Inhibition of Fibroblast Growth Factor Receptor 3 Induces Differentiation and Apoptosis in t(4;14) Myeloma.
Blood. 2004 May 1;103(9):3521-8.
We have previously shown that dysregulation of fibroblast growth factor receptor 3 (FGFR3) by the t(4;14) translocation is a primary event in multiple myeloma (MM) and that activating mutations of FGFR3 are acquired in some cases.
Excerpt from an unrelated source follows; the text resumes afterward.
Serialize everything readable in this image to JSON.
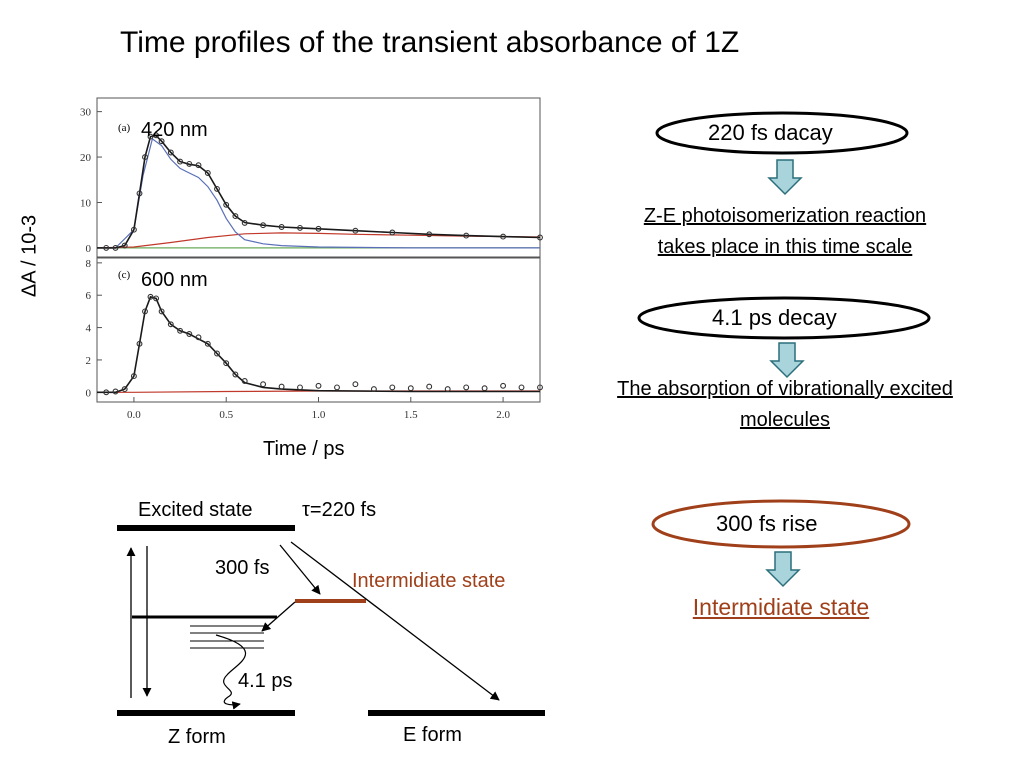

We describe here inhibition of wild-type (WT) and constitutively activated mutant FGFR3 autophosphorylation by the small molecule inhibitor, PD173074. Inhibition of FGFR3 in human myeloma cell lines was associated with decreased viability and tumor cell growth arrest. Further, morphologic, phenotypic, and functional changes typical of plasma cell (PC) differentiation, including increase in light-chain secretion and expression of CD31, were observed and this was followed by apoptosis. Finally, using a mouse model of FGFR3 myeloma, we demonstrate a delay in tumor progression and prolonged survival of mice treated with PD173074. These results indicate that inhibition of FGFR3, even in advanced disease associated with multiple genetic changes, may allow the cell to complete its developmental program and render it sensitive to apoptotic signals. In addition, this represents the validation of a therapeutic target in MM that may benefit patients who have a very poor prognosis with currently available treatments.